Known for his calm and dignified demeanor, Connolly possessed a remarkable ability to control the game, so much so that he once went 10 consecutive seasons without ejecting a player during one of the toughest eras in baseball history.
“A well-groomed, alert umpire adds dignity to a ball game,” Connolly once explained. “And a good official is one who never attracts attention.”
An Irishman who played cricket as a boy, Connolly was fascinated by the new American game when his family immigrated to Natick, Mass. He immersed himself in the rules of baseball and worked as an umpire for YMCA games when he was discovered by major league umpire Tim Hurst in 1894.
Hurst set Connolly up with an umpiring job in the New England League, where Connolly worked for three seasons until he was promoted to the National League in 1898. In 1900, Connolly resigned mid-season when NL president Nicholas Young failed to stand behind his calls. The following spring, Connolly signed with the new American League and was the sole arbiter for the league’s first official contest on April 24, 1901.
Connolly was an authority figure during an era that featured rough-and-tumble play. Though he was normally even-tempered, Connolly showed he could stand up to the game’s toughest players – including when he called Ty Cobb out for stepping across home plate during a swing.
"You can go just so far with Tommy," Cobb once said of Connolly. "Once you see his neck get red, it's time to lay off."
Standing 5-feet-7 inches tall and weighing 140 pounds, Connolly famously stood in front of Babe Ruth when the Bambino began to charge a heckler in the stands.
“You should be ashamed of yourself,” Connolly told Ruth, then promptly ejected him. It was the last time Ruth would be thrown out of a major league game.

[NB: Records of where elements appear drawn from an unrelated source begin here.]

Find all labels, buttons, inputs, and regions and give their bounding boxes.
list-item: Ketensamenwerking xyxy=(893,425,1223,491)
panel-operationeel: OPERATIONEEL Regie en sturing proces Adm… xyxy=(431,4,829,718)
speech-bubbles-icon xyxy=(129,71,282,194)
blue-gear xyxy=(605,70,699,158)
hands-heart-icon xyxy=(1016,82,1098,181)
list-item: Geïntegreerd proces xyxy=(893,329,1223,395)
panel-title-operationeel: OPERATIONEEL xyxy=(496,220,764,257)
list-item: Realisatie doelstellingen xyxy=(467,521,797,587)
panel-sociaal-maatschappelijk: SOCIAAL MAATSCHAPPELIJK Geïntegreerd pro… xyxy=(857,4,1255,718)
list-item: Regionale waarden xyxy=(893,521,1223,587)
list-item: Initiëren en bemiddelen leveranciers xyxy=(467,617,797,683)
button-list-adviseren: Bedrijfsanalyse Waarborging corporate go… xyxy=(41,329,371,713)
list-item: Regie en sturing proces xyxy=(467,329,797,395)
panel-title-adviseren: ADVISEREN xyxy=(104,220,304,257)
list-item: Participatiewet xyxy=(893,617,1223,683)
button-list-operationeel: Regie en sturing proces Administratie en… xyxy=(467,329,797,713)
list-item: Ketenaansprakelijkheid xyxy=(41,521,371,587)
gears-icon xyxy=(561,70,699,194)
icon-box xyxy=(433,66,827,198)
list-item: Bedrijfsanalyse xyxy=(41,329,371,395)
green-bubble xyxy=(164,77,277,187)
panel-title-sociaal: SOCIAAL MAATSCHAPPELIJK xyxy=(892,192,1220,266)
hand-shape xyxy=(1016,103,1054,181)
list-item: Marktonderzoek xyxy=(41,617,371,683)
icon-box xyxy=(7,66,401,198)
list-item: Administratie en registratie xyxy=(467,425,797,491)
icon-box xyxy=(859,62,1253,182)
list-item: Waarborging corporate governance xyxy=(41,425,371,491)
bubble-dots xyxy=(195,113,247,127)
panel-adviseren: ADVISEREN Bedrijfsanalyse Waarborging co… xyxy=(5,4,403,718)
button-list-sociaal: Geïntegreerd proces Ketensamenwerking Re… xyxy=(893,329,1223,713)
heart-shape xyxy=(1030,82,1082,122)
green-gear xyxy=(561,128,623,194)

Connolly’s reputation was rewarded with many high-profile assignments. He was the lone AL umpire chosen to work the first modern-day World Series in 1903, the first of eight Fall Classics that he would eventually officiate. Connolly went on to work the opening games at Comiskey Park, Shibe Park, Fenway Park and Yankee Stadium. He called balls and strikes for four no-hitters, including Addie Joss’s perfect game in 1908.
In 1931, AL president Will Harridge responded to complaints about the quality of officiating by appointing Connolly as the league’s first supervisor of umpires. For the next 23 years, Connolly scouted and trained new umpires and became known as the greatest authority on the rules of baseball.
When asked how he trained umpires, Connolly explained, “If they're otherwise all right, what you have to teach them is poise. And another thing I tell ’em is not to have rabbit ears. Never mind the wrecking crew in the dugout. Just go about your job of calling ’em on the field.”
In 1953, Connolly joined the National League’s Bill Klem as the first two umpires to be elected to the Hall of Fame. It was a remarkable accomplishment for a man who had never seen a baseball game until he arrived in America at age 13.
“Although he may have lacked the color of a Bill Klem,” wrote The New York Times, “Mr. Connolly was perhaps the perfect umpire.”
Connolly passed away on April 28, 1961.